Put their feet to the fire

Sometimes when you write a story, facts and figures conflict and may or may not be accurate.
I take, for instance, information that was published in the Fort Frances Times on Nov. 5 when the minister of natural resources and forestry revealed that Expera had been offered more than 700,000 cubic metres of fibre by Resolute to operate the kraft mill here in Fort Frances.
It appeared to be a reasonable number until I was presented with information last week that the local kraft mill traditionally had used 940,000 cubic metres of fibre. In addition, the paper machines used a great deal more.
Resolute, in their information to the Times published on Nov. 26, Seth Kursman, vice-president of Corporate Communications, said the efforts to find a new owner for the mill here were significant.
He also indicated the same arrangements were offered to all the prospective buyers.
If the information that Natural Resources and Forestry minister Bill Mauro had (indicating Resolute had offered up to 700,000 cubic metres of fibre to the Fort Frances mill) is accurate, and that same amount of fibre had been offered to all the prospective buyers, it is evident the new owners only would have enough fibre to run three-quarters of the year.
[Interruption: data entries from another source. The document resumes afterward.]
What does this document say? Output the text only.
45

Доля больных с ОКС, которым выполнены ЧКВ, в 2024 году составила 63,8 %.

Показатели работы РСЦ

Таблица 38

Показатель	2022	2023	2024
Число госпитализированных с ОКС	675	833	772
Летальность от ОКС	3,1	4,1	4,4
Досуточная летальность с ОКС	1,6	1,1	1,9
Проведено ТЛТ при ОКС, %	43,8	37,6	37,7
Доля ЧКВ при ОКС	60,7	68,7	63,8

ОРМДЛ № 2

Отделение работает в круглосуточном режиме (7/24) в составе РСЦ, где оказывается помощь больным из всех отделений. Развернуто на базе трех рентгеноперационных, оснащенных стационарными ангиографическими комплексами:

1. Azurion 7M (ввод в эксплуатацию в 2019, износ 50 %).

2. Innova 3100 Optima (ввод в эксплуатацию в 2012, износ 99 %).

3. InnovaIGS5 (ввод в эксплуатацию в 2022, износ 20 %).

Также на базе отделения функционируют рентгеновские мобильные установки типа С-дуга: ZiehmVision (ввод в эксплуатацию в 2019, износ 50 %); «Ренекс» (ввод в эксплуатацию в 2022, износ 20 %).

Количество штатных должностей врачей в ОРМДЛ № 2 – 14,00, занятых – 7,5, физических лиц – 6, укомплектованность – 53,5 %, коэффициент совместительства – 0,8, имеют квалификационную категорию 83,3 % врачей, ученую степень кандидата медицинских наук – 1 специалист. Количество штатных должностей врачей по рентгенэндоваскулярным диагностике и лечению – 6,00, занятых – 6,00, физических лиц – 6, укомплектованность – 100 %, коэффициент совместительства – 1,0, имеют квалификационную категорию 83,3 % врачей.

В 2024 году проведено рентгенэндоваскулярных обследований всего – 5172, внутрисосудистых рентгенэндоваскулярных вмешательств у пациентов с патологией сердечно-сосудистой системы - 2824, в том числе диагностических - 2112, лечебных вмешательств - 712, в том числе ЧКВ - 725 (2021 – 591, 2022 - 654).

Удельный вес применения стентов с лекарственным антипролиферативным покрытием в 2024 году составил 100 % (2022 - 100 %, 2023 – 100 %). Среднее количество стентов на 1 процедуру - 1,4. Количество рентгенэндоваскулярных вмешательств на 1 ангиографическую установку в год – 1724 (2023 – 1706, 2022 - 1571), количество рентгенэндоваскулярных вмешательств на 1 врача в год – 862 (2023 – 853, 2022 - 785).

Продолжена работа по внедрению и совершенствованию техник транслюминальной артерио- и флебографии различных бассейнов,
The Atikokan sawmill will require 575,000 cubic metres of fibre to operate. Forestry specialists estimate that almost 50 percent of the fibre that goes to a sawmill is chipped and sent to a pulping mill.
Did Resolute propose to return that 50 percent to Fort Frances so the mill here would operate, or is their purpose to send those 280,000 cubic metres of fibre to Thunder Bay?
The Town of Fort Frances’ forestry expert and the Ministry of Natural Resources both have indicated that more than enough wood exists in the Crossroute Forest to meet the needs of the kraft mill here, the Atikokan saw mill, the Ainsworth plant in Chapple, Manitou Lumber, and the Nickel Lake sawmill.
In a fully-integrated forest, the sawmills require pulp mills to reduce the cost for lumber. The pulp mills, in turn, require the chips to reduce their costs. More of the total tree is used, improving harvest and the reforestation of the land.
In fact, the province had encouraged Resolute—through substantial grants—to build the “hog fuel” steam and electrical generator in Fort Frances to maximize the use of the trees from the Crossroute Forest and sustain the future of the Fort Frances operation.
Today, those branches that would have been chipped for the boiler while the smaller parts of the trees would have been chipped and sent to a pulping mill.
Sometimes even when the facts are accurate, they may not tell the whole story. It is important to note that in the first week of January, yet another party had shown an interest in acquiring the Fort Frances mill.
That being the case, maybe it is time for the province, under the leadership of Premier Kathleen Wynne, to put the feet to the fire of Bradley P. Martin, chairman of the board of Resolute Forest Products, Resolute board members Michel P. Desbiens, Jennifer C. Dolan, Richard D. Falconer, Jeffrey A Hearn, and Alain Rheaume, and company president Richard Garneau to determine if Resolute really has been interested in selling the Fort Frances mill.